All I'm saying is that Lvov can neither be regarded as a solely Polish, nor Ukrainian city historically. It's changed hands between different countries multiple times, and historically, it's been a multicultural, Polish, Ukrainian and Jewish city. In 1900, when it was still part of the Austrian empire, it's population was 20% Ukrainian, 49% Polish and 27% Jewish.

And all that stuff about Franz Joseph doesn't sound particularly credible.
gumishu 11 | 4,668    
26 Dec 2012  #55

one of his grandsons was a very Ukrainophile but I can't remember his name

en.wikipedia.org/wiki/Archduke_Wilhelm_of_Austria
kcharlie 2 | 170    
26 Dec 2012  #56

one of his grandsons was a very Ukrainophile but I can't remember his name

Good for him!
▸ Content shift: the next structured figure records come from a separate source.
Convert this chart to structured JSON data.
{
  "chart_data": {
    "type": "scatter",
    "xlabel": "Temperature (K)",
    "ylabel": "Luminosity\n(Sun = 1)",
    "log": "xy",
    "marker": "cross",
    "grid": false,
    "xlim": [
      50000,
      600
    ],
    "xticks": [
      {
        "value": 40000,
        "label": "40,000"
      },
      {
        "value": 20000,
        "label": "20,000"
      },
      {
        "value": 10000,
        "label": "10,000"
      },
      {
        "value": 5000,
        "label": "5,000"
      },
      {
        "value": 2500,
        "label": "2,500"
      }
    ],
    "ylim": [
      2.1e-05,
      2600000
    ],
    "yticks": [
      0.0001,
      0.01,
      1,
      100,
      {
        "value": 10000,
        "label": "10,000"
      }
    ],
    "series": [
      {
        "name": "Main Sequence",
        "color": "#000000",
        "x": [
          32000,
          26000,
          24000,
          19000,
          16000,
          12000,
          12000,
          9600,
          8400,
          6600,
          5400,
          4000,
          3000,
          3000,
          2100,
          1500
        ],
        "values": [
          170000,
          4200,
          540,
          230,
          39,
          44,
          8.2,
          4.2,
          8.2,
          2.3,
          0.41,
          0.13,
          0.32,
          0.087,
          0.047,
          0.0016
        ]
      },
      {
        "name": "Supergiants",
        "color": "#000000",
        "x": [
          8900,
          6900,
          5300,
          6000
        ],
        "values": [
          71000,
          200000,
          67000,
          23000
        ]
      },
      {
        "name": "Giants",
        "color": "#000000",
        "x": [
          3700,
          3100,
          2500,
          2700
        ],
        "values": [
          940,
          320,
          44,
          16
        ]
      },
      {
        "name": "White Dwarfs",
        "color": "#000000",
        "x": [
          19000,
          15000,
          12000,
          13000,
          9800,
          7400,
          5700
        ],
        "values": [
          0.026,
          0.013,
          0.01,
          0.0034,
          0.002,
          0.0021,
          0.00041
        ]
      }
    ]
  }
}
Ukrainian culture is lovely.

But I don't think some monarch's Ukrainophilia is all that relevant to Lvov.
Vlad123 7 | 206    
26 Dec 2012  #57

Really?I think that this is something that should be very relevant...
Ironside 46 | 8,407    
27 Dec 2012  #59

Lwów/Lviv was a culturally important Polish city before the war, but even though the city's population was mostly Polish-speaking, that of the surrounding rural regions was predominantly Ukrainian.

Not really - mixed.Like a layer cake.

uring the wars over the succession of Galicia-Volhynia Principality in 1339 King Casimir III of Poland undertook an expedition and conquered Lviv in 1340, burning down the old princely castle.[10] Poland ultimately gained control over Lviv and the adjacent region in 1349. From then on the population was subjected to attempts to both Polonize and Catholicize the population.[17]

What a BS! Anyway who cares IT WAS MIDDLE AGED HISTORY!
Sure that Lwów should belong to Poland.

France Joseph wore Ukrainian national shirt under his cloth according to some sorces

According to others sources he was wearing Ukrainian pants and while in the outhouse he used to sing Ukrainian song.

All I'm saying is that Lvov can neither be regarded as a solely Polish, nor Ukrainian city historically.

Surely can be regarded as historically Polish city.
pawian 127 | 6,555    
27 Dec 2012  #60

Sure that Lwów should belong to Poland.

But it hasn`t, for over half a century.

It is high time you shouted: Long live once Polish, today Ukrainian Lvov!